Michael Giberson
At Toronto’s The Globe and Mail, Nathan Vanderklippe reported, “Low natural gas price casts doubt on ‘proven’ reserves.”
He explains how rapidly falling natural gas prices can cause reserves to disappear. And, by the way, with higher prices reserves can just as quickly reappear. It isn’t magic. But the nature of oil and gas reserves is not well understood, often not even within the energy policy community, so it is worth looking at this relationship between prices and reserves.
Frequently in public policy discussions of oil and gas, reserve amounts get talked about as if they are estimates of all of the remaining oil and gas that will be developed. Reserves are actually just estimates of the currently discovered petroleum resource that is technically recoverable using current technology and anticipated to be profitable to develop at expected prices.
It is the last part of the description – “anticipated to be profitable to develop at expected prices” – that may be responsible for the disappearance of natural gas reserves this Spring. As Vanderklippe discusses, prices expected for this year and the next few were somewhat higher last year while reserve reports were being prepared (in the $3.50 to $4 range). Looking at the same set of resources at today’s much lower price (current futures prices for May are just over $2 an mmBTU) and a perhaps sizable fraction of reserves reported last year may no longer be profitable to develop. And if some of today’s reserves are no longer profitable to develop, the natural gas is no longer countable as a reserve. Experts quoted in the article suggest drops of from 20 percent to 40 percent of proved reserves due to lower prices.
But of course the natural gas resource doesn’t disappear when the reserve numbers fall, the gas just gets reclassified into a sub-commercial category, “contingent resources.” When prices rise again (or the cost of developing resources falls), the natural gas resource can just as suddenly reappear as a reserve.

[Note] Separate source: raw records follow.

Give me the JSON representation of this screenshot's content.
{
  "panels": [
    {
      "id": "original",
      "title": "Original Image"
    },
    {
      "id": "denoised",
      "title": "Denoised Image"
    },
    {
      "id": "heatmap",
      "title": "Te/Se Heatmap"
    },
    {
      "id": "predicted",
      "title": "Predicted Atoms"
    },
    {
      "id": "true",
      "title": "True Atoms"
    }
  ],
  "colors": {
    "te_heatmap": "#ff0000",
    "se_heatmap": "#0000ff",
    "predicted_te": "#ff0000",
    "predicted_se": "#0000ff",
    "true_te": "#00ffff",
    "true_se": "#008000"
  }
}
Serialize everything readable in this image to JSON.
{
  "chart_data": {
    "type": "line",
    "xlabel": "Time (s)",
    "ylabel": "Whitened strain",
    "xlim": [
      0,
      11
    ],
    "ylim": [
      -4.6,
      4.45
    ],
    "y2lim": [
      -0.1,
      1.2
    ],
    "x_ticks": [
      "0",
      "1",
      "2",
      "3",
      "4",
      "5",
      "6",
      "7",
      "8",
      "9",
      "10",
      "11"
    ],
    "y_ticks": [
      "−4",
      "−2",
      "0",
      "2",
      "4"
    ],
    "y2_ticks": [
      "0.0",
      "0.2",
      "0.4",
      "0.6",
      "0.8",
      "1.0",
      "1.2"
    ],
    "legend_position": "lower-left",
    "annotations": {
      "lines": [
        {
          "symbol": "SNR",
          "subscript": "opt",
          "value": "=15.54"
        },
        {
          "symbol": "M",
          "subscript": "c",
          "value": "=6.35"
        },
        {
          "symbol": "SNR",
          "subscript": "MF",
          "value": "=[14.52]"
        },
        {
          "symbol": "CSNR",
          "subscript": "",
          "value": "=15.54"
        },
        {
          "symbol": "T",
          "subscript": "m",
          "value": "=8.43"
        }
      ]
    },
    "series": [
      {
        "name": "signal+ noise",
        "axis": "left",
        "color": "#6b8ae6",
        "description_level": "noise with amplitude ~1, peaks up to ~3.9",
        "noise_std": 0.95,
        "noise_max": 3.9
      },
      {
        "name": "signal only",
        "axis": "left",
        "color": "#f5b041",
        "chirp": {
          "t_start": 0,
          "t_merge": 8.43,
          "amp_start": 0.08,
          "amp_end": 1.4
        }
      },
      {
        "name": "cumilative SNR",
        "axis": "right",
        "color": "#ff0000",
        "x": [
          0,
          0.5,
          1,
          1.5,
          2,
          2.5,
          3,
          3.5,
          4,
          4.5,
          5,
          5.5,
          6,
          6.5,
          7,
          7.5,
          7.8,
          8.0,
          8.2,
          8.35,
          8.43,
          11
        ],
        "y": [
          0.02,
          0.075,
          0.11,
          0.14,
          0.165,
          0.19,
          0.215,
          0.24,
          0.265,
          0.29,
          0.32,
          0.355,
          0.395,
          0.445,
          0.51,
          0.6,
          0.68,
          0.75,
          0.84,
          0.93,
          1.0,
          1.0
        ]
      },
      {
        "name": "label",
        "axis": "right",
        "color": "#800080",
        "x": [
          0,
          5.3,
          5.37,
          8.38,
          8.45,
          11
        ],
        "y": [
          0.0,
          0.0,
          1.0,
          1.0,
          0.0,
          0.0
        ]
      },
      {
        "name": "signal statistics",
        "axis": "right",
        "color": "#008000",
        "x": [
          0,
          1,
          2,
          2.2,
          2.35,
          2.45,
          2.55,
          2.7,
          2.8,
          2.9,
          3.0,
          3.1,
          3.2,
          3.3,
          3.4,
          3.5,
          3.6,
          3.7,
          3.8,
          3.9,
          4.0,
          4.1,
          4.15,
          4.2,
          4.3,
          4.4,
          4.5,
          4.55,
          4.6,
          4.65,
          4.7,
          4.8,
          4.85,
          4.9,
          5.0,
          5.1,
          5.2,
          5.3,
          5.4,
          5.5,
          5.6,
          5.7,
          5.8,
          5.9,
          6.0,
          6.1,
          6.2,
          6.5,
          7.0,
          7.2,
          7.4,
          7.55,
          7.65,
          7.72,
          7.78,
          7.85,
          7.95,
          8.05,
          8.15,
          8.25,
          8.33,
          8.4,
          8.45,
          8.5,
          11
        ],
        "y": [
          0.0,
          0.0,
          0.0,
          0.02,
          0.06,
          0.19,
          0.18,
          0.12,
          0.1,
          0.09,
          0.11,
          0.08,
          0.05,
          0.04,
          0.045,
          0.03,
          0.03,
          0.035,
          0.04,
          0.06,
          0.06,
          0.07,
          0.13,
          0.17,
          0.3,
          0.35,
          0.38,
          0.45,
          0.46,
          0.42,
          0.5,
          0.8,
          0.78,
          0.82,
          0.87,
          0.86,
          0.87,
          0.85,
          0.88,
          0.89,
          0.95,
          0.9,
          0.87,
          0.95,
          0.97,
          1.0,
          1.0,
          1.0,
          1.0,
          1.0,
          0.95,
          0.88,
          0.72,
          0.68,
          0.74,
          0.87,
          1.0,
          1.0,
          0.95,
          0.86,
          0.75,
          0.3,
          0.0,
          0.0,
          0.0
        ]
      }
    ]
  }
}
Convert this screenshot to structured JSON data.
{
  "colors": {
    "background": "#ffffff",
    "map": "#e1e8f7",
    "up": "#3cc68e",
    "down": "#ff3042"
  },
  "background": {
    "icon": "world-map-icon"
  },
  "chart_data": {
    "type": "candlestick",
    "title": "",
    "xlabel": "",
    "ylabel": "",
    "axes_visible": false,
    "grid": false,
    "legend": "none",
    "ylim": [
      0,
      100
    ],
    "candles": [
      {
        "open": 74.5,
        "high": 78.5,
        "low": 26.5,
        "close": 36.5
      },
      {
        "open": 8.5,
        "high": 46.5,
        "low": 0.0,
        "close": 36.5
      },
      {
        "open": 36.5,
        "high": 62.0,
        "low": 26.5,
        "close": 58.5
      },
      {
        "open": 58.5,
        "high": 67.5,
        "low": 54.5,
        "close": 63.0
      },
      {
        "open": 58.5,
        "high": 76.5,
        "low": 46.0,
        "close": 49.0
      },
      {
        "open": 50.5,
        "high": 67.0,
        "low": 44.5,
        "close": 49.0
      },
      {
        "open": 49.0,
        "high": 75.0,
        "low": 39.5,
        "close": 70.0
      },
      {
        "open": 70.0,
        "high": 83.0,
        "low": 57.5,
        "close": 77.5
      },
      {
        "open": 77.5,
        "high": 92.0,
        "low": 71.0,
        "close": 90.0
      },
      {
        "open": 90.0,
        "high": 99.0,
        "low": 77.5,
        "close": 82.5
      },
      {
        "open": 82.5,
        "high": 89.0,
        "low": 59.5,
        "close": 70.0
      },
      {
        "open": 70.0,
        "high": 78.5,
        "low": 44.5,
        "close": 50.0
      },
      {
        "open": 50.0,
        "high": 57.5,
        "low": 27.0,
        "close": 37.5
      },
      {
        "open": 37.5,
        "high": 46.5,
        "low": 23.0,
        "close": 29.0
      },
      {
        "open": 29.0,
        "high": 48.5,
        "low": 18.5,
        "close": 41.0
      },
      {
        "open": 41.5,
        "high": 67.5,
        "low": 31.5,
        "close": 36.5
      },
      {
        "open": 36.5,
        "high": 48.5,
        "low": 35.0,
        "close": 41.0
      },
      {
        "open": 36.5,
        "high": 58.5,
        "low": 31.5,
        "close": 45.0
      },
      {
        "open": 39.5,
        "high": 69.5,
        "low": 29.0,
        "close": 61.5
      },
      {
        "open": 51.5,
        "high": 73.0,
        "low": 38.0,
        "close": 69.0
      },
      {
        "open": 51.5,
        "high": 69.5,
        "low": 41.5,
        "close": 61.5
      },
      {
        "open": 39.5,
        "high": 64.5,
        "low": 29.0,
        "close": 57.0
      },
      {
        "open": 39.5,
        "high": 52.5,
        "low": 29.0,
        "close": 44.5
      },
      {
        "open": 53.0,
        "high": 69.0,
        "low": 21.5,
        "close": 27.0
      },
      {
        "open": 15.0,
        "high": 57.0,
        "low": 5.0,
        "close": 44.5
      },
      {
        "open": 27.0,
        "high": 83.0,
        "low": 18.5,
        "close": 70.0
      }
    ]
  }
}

One other reserve definition note: the reserve numbers most frequently mentioned in policy reports and news articles are “proved reserves.” As described in the Petroleum Resources Management System, the industry standard reserves definitions, proved reserves are a fairly conservative estimate of the discovered resource anticipated to be profitable to develop at expected prices. Nine times out of ten you actually expect to produce more than the proved reserve estimate.
(Note that Vanderklippe’s article refers to Canadian reserve reporting practices, in the United States the Securities and Exchange Commission determines reserve reporting requirements which may vary from Canadian practice.)